Linux KVM SRIOV: Spoofed packets, dropped frames

The primary issue is after several hours to upwards of a couple weeks a single VF will get into a bad state for a guest and we will see the following errors on the parent and child.

Versions:

Centos = 7.5.1804

Kernel = 4.4.121-1.el7.centos.x86_64 (Current); Tried 3.10.0, 4.4.75, 4.9.52, 4.14.68

IXGBE = 5.3.7 (Current); Tried 5.3.5, 4.2.1-k, ......

IXGBEVF = 4.3.5 (Current); Tried 2.12.1-k, ....

QEMU = 1.5.3 (Current); Tried 2.0.0

Libvirt = 3.9.0 (Current)

On the parent we will see this error:

ixgbe 0000:05:00.0 ethx: 193 Spoofed packets detected
ixgbe 0000:05:00.0 ethx: 45 Spoofed packets detected
ixgbe 0000:05:00.0 ethx: 3 Spoofed packets detected
ixgbe 0000:05:00.0 ethx: 126 Spoofed packets detected

On the child you will see an increase in dropped packets.

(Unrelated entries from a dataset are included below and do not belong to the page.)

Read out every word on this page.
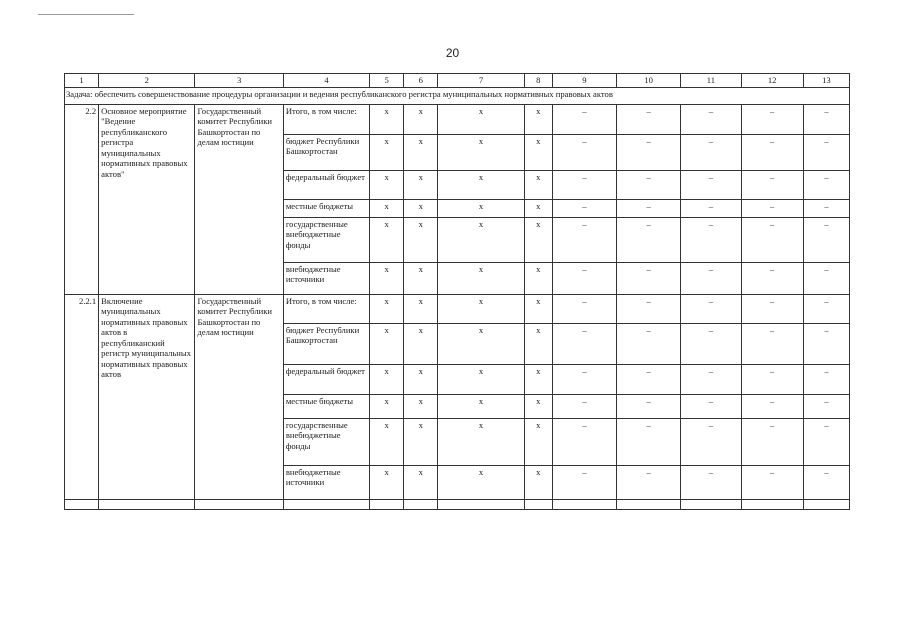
20
1	2	3	4	5	6	7	8	9	10	11	12	13
Задача: обеспечить совершенствование процедуры организации и ведения республиканского регистра муниципальных нормативных правовых актов												
2.2	Основное мероприятие "Ведение республиканского регистра муниципальных нормативных правовых актов"	Государственный комитет Республики Башкортостан по делам юстиции	Итого, в том числе:	x	x	x	x	–	–	–	–	–
			бюджет Республики Башкортостан	x	x	x	x	–	–	–	–	–
			федеральный бюджет	x	x	x	x	–	–	–	–	–
			местные бюджеты	x	x	x	x	–	–	–	–	–
			государственные внебюджетные фонды	x	x	x	x	–	–	–	–	–
			внебюджетные источники	x	x	x	x	–	–	–	–	–
2.2.1	Включение муниципальных нормативных правовых актов в республиканский регистр муниципальных нормативных правовых актов	Государственный комитет Республики Башкортостан по делам юстиции	Итого, в том числе:	x	x	x	x	–	–	–	–	–
			бюджет Республики Башкортостан	x	x	x	x	–	–	–	–	–
			федеральный бюджет	x	x	x	x	–	–	–	–	–
			местные бюджеты	x	x	x	x	–	–	–	–	–
			государственные внебюджетные фонды	x	x	x	x	–	–	–	–	–
			внебюджетные источники	x	x	x	x	–	–	–	–	–
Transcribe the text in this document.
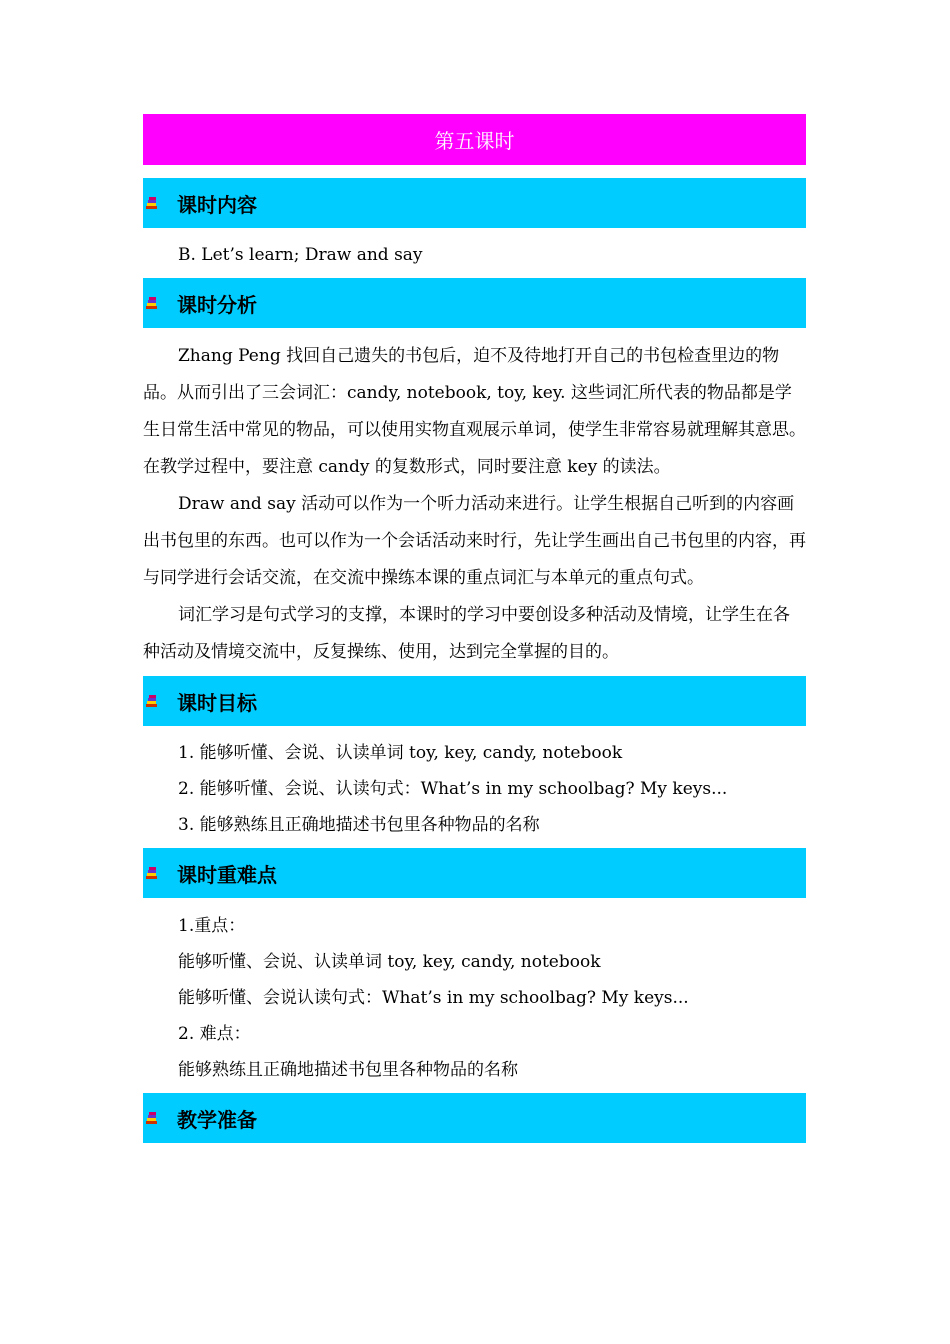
第五课时
课时内容
B. Let’s learn; Draw and say
课时分析

Zhang Peng 找回自己遗失的书包后，迫不及待地打开自己的书包检查里边的物品。从而引出了三会词汇：candy, notebook, toy, key. 这些词汇所代表的物品都是学生日常生活中常见的物品，可以使用实物直观展示单词，使学生非常容易就理解其意思。在教学过程中，要注意 candy 的复数形式，同时要注意 key 的读法。

Draw and say 活动可以作为一个听力活动来进行。让学生根据自己听到的内容画出书包里的东西。也可以作为一个会话活动来时行，先让学生画出自己书包里的内容，再与同学进行会话交流，在交流中操练本课的重点词汇与本单元的重点句式。

词汇学习是句式学习的支撑，本课时的学习中要创设多种活动及情境，让学生在各种活动及情境交流中，反复操练、使用，达到完全掌握的目的。

课时目标
1. 能够听懂、会说、认读单词 toy, key, candy, notebook
2. 能够听懂、会说、认读句式：What’s in my schoolbag? My keys...
3. 能够熟练且正确地描述书包里各种物品的名称
课时重难点
1.重点：
能够听懂、会说、认读单词 toy, key, candy, notebook
能够听懂、会说认读句式：What’s in my schoolbag? My keys...
2. 难点：
能够熟练且正确地描述书包里各种物品的名称
教学准备
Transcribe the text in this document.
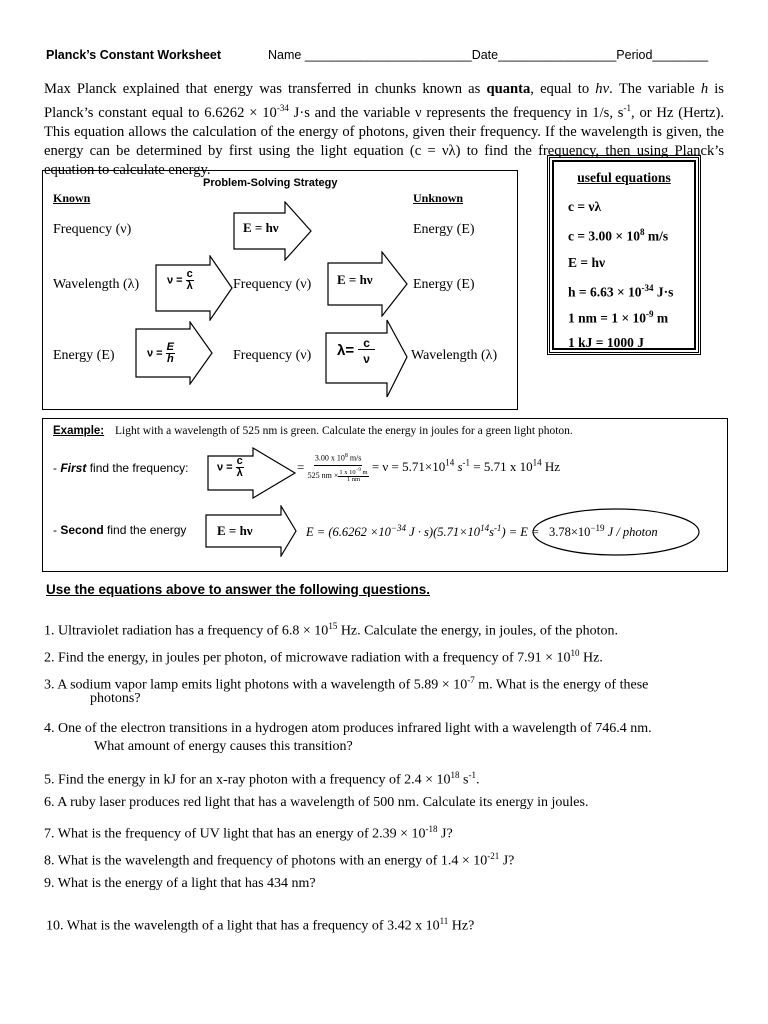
Planck’s Constant Worksheet	Name ________________________Date_________________Period________
Max Planck explained that energy was transferred in chunks known as quanta, equal to hν. The variable h is Planck’s constant equal to $6.6262 \times 10^{-34}$ J·s and the variable ν represents the frequency in 1/s, $s^{-1}$, or Hz (Hertz). This equation allows the calculation of the energy of photons, given their frequency. If the wavelength is given, the energy can be determined by first using the light equation (c = νλ) to find the frequency, then using Planck’s equation to calculate energy.
Problem-Solving Strategy
Known	Unknown
Frequency (ν)	E = hν	Energy (E)
Wavelength (λ)	$\nu = \frac{c}{\lambda}$	Frequency (ν) E = hν	Energy (E)
Energy (E)	$\nu = \frac{E}{h}$	Frequency (ν) $\lambda= \frac{c}{\nu}$	Wavelength (λ)
useful equations
c = νλ
$c = 3.00 \times 10^8$ m/s
E = hν
$h = 6.63 \times 10^{-34}$ J·s
1 nm = $1 \times 10^{-9}$ m
1 kJ = 1000 J
Example: Light with a wavelength of 525 nm is green. Calculate the energy in joules for a green light photon.
- First find the frequency:	$\nu = \frac{c}{\lambda}$	= $\frac{3.00 x 10^8 m/s}{525 nm \times \frac{1 x 10^{-9} m}{1 nm}} = \nu = 5.71\times 10^{14}$ $s^{-1} = 5.71$ x $10^{14}$ Hz
- Second find the energy E = hν	$E = (6.6262 \times 10^{-34}$ $J \cdot s)(5.71\times 10^{14}s^{-1}) = E = 3.78\times 10^{-19}$ J / photon
Use the equations above to answer the following questions.
1. Ultraviolet radiation has a frequency of $6.8 \times 10^{15}$ Hz. Calculate the energy, in joules, of the photon.
2. Find the energy, in joules per photon, of microwave radiation with a frequency of $7.91 \times 10^{10}$ Hz.
3. A sodium vapor lamp emits light photons with a wavelength of $5.89 \times 10^{-7}$ m. What is the energy of these
photons?
4. One of the electron transitions in a hydrogen atom produces infrared light with a wavelength of 746.4 nm.
What amount of energy causes this transition?
5. Find the energy in kJ for an x-ray photon with a frequency of $2.4 \times 10^{18}$ $s^{-1}$.
6. A ruby laser produces red light that has a wavelength of 500 nm. Calculate its energy in joules.
7. What is the frequency of UV light that has an energy of $2.39 \times 10^{-18}$ J?
8. What is the wavelength and frequency of photons with an energy of $1.4 \times 10^{-21}$ J?
9. What is the energy of a light that has 434 nm?
10. What is the wavelength of a light that has a frequency of 3.42 x $10^{11}$ Hz?
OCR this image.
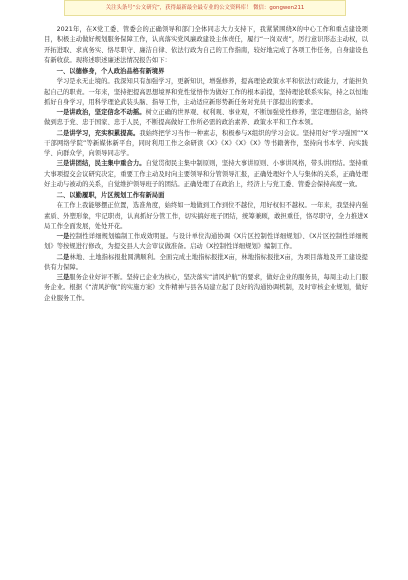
关注头条号“公文研究”，获得最新最全最专业的公文资料库！ 微信：gongwen211

2021年，在X党工委、管委会的正确领导和部门全体同志大力支持下，我紧紧围绕X的中心工作和重点建设项目，积极主动做好规划服务保障工作，认真落实党风廉政建设主体责任，履行“一岗双责”，厉行意识形态主动权，以开拓进取、求真务实、恪尽职守、廉洁自律、依法行政为自己的工作指南，较好地完成了各项工作任务，自身建设也有新收获。现将述职述廉述法情况报告如下：

一、以德修身，个人政治品格有新境界

学习是永无止境的。我深知只有加强学习，更新知识，增强修养，提高理论政策水平和依法行政能力，才能担负起自己的职责。一年来，坚持把提高思想境界和党性觉悟作为做好工作的根本前提，坚持理论联系实际，持之以恒地抓好自身学习，用科学理论武装头脑、指导工作，主动适应新形势新任务对党员干部提出的要求。

一是讲政治，坚定信念不动摇。树立正确的世界观、权利观、事业观，不断加强党性修养，坚定理想信念，始终做到忠于党、忠于国家、忠于人民，不断提高做好工作所必需的政治素养、政策水平和工作本领。

二是讲学习，充实积累提高。我始终把学习当作一种素志，积极参与X组织的学习会议。坚持用好“学习强国”“X干部网络学院”等新媒体新平台，同时利用工作之余研读《X》《X》《X》《X》等书籍著作，坚持向书本学、向实践学、向群众学，向领导同志学。

三是讲团结，民主集中重合力。自觉贯彻民主集中制原则，坚持大事讲原则、小事讲风格，带头讲团结。坚持重大事项提交会议研究决定，重要工作主动及时向主要领导和分管领导汇报，正确处理好个人与集体的关系，正确处理好主动与被动的关系，自觉维护领导班子的团结。正确处理了在政治上，经济上与党工委、管委会保持高度一致。

二、以勤履职，片区规划工作有新局面

在工作上我能够摆正位置，选准角度，始终如一地做到工作到位不越位，用好权但不越权。一年来，我坚持内强素质、外塑形象，牢记职责，认真抓好分管工作，切实搞好班子团结，统筹兼顾，敢担重任，恪尽职守，全力推进X局工作全面发展，处处开花。

一是控制性详细规划编制工作成效明显。与设计单位沟通协调《X片区控制性详细规划》、《X片区控制性详细规划》等按规进行修改，为提交县人大会审议做准备。启动《X控制性详细规划》编制工作。

二是林地、土地指标报批圆满顺利。全面完成土地指标报批X亩，林地指标报批X亩，为项目落地及开工建设提供有力保障。

三是服务企业好评不断。坚持已企业为核心，坚决落实“清风护航”的要求，做好企业的服务员，每周主动上门服务企业。根据《“清风护航”的实施方案》文件精神与县各局建立起了良好的沟通协调机制，及时审核企业规划，做好企业服务工作。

2: eth0: <BROADCAST,MULTICAST,UP,LOWER_UP> mtu 1500 qdisc mq state UP mode DEFAULT group default qlen 1000
    link/ether 52:54:00:5e:a9:f8 brd ff:ff:ff:ff:ff:ff
    RX: bytes  packets  errors  dropped overrun mcast
    455429589913 520093667 0       375674  0       375680
    TX: bytes  packets  errors  dropped carrier collsns
    463147231075 514071570 0       0       0       0

I don't have a way to view the spoofed packets going out, but I can see the incoming packets getting corrupted and dropped by the guest. Best example is an ARP since it will hit every parent, child. (IPs censored)

Parent capture:

10:36:26.492879 02:00:00:00:00:01 > ff:ff:ff:ff:ff:ff, ethertype ARP (0x0806), length 60: Request who-has ZZZ.ZZZ.ZZZ.ZZZ tell XXX.XXX.XXX.XXX, length 46
10:36:26.540880 02:00:00:00:00:01 > ff:ff:ff:ff:ff:ff, ethertype ARP (0x0806), length 60: Request who-has BBB.BBB.BBB.BBB tell XXX.XXX.XXX.XXX, length 46
10:36:26.553161 02:00:00:00:00:01 > ff:ff:ff:ff:ff:ff, ethertype ARP (0x0806), length 60: Request who-has AAA.AAA.AAA.AAA tell XXX.XXX.XXX.XXX, length 46
10:36:26.559508 02:00:00:00:00:01 > ff:ff:ff:ff:ff:ff, ethertype ARP (0x0806), length 60: Request who-has YYY.YYY.YYY.YYY tell XXX.XXX.XXX.XXX, length 46

Child Capture:

10:36:26.501491 02:00:00:00:00:01 > ff:ff:ff:ff:ff:ff, ethertype ARP (0x0806), length 60: Request who-has ZZZ.ZZZ.ZZZ.ZZZ tell XXX.XXX.XXX.XXX, length 46
10:36:26.549499 00:00:00:00:00:00 > 00:00:00:00:00:00, 802.3, length 0: LLC, dsap Null (0x00) Individual, ssap Null (0x00) Command, ctrl 0x0000: Information, send seq 0, rcv seq 0, Flags [Command], length 46
        0x0000:  0000 0000 0000 0000 0000 0000 0000 0000  ................
        0x0010:  0000 0000 0000 0000 0000 0000 0000 0000  ................
        0x0020:  0000 0000 0000 0000 0000 0000 0000       ..............
10:36:26.561776 00:00:00:00:00:00 > 00:00:00:00:00:00, 802.3, length 0: LLC, dsap Null (0x00) Individual, ssap Null (0x00) Command, ctrl 0x0000: Information, send seq 0, rcv seq 0, Flags [Command], length 46
        0x0000:  0000 0000 0000 0000 0000 0000 0000 0000  ................
        0x0010:  0000 0000 0000 0000 0000 0000 0000 0000  ................
        0x0020:  0000 0000 0000 0000 0000 0000 0000       ..............
10:36:26.568122 02:00:00:00:00:01 > ff:ff:ff:ff:ff:ff, ethertype ARP (0x0806), length 60: Request who-has YYY.YYY.YYY.YYY tell XXX.XXX.XXX.XXX, length 46

During the time this one VF is in a bad state, all other guests will see the same packets as the parent. The only current solution is to reboot the guest. Sometimes destroy the guest and start it back up.